November 11, 2024
While the impact of tariffs may raise costs and risks, strategic support for energy could align with Trump’s broader goals of American strength, security, and economic resilience.
Donald Trump’s proposed tariffs, including a 10-20% universal tariff on foreign goods and a potential 60% tariff on Chinese imports, could hit U.S. oil and gas producers in significant ways, from driving up production costs to shaking up international demand. But there’s a twist: Trump has been known to make selective exceptions for certain industries. Just as he’s previously exempted sectors like steel and aluminum to protect U.S. jobs, he might consider carve-outs for U.S. energy. Here’s how these tariffs could play out and why the energy sector might see a special path forward.
• Steel and Aluminum Impact: Oil and gas producers rely on vast quantities of steel and aluminum for pipelines, rigs, and infrastructure. When Trump first imposed tariffs on steel and aluminum in 2018, the energy industry faced immediate cost increases. Take, for example, the Keystone XL pipeline, which was estimated to cost an extra $1 billion due to the tariff. Higher costs mean less capital for new projects and increased consumer prices.
• Possible Exemptions: Trump made tariff exceptions in 2018 for some steel-importing companies that could prove their materials weren’t available domestically. If tariffs become a bigger challenge for energy, it’s possible similar exceptions might be extended to oil and gas producers to support U.S. energy independence.
• Retaliatory Tariffs: Countries impacted by these tariffs, particularly China, could respond by placing tariffs on U.S. oil and gas imports. In 2019, when China imposed a 25% tariff on U.S. liquefied natural gas (LNG), American exports to China dropped almost by half. For oil and gas producers, retaliatory tariffs could mean fewer international buyers and reduced export revenue.
• Strategic Exceptions: Trump has a record of adjusting tariffs to support U.S. interests. During the trade war, for instance, he negotiated targeted deals for U.S. agriculture to maintain demand in key markets. A similar approach could help the energy industry by securing specific partnerships or adjusting tariffs to allow for smooth energy trade, particularly with strategic allies.
• Supply Chain Costs: Higher material costs and supply chain delays are likely to trickle down to U.S. consumers. Analysts at the Federal Reserve estimate that tariffs on imported steel could increase gasoline prices by 10-15 cents per gallon due to increased costs for infrastructure maintenance and development.
• Mitigating Consumer Impact: Given that Americans spend over $400 billion on gasoline annually, even a small increase affects household budgets. With this in mind, Trump could use a selective approach, offering exemptions or reduced tariffs for materials specific to U.S. energy production to keep gas prices stable.

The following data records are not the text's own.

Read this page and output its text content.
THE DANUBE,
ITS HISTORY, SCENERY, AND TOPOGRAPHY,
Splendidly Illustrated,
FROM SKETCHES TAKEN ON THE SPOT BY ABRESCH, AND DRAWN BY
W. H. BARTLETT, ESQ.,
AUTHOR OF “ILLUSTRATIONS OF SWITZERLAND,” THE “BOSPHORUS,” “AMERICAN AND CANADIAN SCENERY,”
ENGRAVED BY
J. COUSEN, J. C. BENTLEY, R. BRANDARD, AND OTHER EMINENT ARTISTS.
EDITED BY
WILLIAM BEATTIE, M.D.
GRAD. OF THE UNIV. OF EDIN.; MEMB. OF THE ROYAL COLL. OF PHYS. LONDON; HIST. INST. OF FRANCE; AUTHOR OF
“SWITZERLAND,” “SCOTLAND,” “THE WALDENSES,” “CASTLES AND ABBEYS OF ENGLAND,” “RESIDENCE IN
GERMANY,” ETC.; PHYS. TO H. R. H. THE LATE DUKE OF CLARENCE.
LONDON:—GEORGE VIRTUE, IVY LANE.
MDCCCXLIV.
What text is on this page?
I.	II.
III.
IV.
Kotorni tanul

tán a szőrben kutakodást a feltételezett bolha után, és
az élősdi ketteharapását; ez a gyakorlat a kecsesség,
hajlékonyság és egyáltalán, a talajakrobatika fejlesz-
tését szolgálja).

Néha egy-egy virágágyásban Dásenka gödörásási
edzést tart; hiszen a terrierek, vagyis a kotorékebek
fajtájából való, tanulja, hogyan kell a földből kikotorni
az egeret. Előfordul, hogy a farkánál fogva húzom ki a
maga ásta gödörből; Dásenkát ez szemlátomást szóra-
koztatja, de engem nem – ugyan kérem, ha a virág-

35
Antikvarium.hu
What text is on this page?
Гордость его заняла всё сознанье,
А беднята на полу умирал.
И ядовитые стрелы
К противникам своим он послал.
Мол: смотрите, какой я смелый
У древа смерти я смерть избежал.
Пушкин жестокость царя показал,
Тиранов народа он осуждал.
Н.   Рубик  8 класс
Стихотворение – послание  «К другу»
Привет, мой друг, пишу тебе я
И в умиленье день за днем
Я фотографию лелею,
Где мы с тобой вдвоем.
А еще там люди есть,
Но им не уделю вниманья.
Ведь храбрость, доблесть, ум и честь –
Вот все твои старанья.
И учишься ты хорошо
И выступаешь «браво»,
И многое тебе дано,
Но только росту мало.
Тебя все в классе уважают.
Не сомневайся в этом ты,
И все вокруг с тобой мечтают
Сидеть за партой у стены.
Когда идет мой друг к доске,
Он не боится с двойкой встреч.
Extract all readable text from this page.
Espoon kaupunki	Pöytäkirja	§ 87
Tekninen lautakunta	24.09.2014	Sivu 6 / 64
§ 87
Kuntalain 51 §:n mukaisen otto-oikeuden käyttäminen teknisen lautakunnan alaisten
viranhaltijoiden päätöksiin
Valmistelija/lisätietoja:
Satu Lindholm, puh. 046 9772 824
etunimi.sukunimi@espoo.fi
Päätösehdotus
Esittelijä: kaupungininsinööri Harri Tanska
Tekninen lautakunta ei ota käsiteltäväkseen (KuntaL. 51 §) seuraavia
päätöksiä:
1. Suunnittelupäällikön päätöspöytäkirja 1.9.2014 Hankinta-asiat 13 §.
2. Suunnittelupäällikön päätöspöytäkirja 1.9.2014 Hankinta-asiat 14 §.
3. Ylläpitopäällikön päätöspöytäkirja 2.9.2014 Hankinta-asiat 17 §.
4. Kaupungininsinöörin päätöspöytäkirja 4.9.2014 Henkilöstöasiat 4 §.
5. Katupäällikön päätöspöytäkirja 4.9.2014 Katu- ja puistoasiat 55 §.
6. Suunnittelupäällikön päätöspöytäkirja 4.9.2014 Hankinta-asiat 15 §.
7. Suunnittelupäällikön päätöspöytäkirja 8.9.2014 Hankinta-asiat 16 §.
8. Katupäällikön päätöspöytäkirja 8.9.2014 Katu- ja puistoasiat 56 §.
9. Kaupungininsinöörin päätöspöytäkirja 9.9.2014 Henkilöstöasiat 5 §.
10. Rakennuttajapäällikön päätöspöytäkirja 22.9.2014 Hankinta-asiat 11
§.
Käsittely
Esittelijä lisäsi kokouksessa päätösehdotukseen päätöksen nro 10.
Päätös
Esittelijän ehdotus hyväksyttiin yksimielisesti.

• Reduced Domestic Production: Higher tariffs could make it less attractive for U.S. producers to invest in new projects, potentially slowing production in regions like the Permian Basin, where growth depends on efficient, cost-effective development. If fewer wells are drilled and pipelines constructed, the U.S. could see a dip in its energy independence—a key policy goal.
• Prioritizing Energy Security: To balance security concerns, Trump could implement special measures for U.S. energy, recognizing its role in national security. Just as he has previously protected U.S. industries vital to economic stability, he could take steps to safeguard energy independence by offering targeted relief to energy companies.
• Job Losses in Construction and Production: The American oil and gas industry supports over 10 million jobs. A slowdown in production or construction could impact thousands of jobs, particularly in states like Texas, Oklahoma, and North Dakota. For example, the Energy Equipment and Infrastructure Alliance estimated that increased steel prices could put 40,000 pipeline construction jobs at risk.
• Boosting Domestic Production Incentives: To counteract these potential job losses, the administration could enhance support for energy projects and incentivize domestic production, ensuring stability and job creation in the sector. This aligns with Trump’s tendency to protect critical U.S. industries.
• Renewable Sector Impacts: Tariffs on imported steel and aluminum don’t just impact oil and gas; they also affect renewable energy projects. Higher material costs could slow wind and solar projects, inadvertently prolonging reliance on fossil fuels. This has implications for U.S. goals around clean energy and carbon reduction.
• Potential Renewable Incentives: Given the rising focus on clean energy, Trump’s policies could extend exemptions or tax incentives to renewables to avoid stalling this sector’s growth. Such measures could prevent renewable energy sources from becoming less competitive, while still supporting U.S. fossil fuel production.
Trump’s tariffs present both challenges and opportunities for U.S. oil and gas producers. While increased costs, export difficulties, and potential domestic price hikes are likely, the administration’s history of selective exemptions could provide the energy sector with some relief. By balancing these tariffs with targeted adjustments, Trump could reinforce U.S. energy independence, maintain job stability, and protect consumers—all while fostering a competitive edge in the global market.
In the end, while the impact of tariffs may raise costs and risks, strategic support for energy could align with Trump’s broader goals of American strength, security, and economic resilience.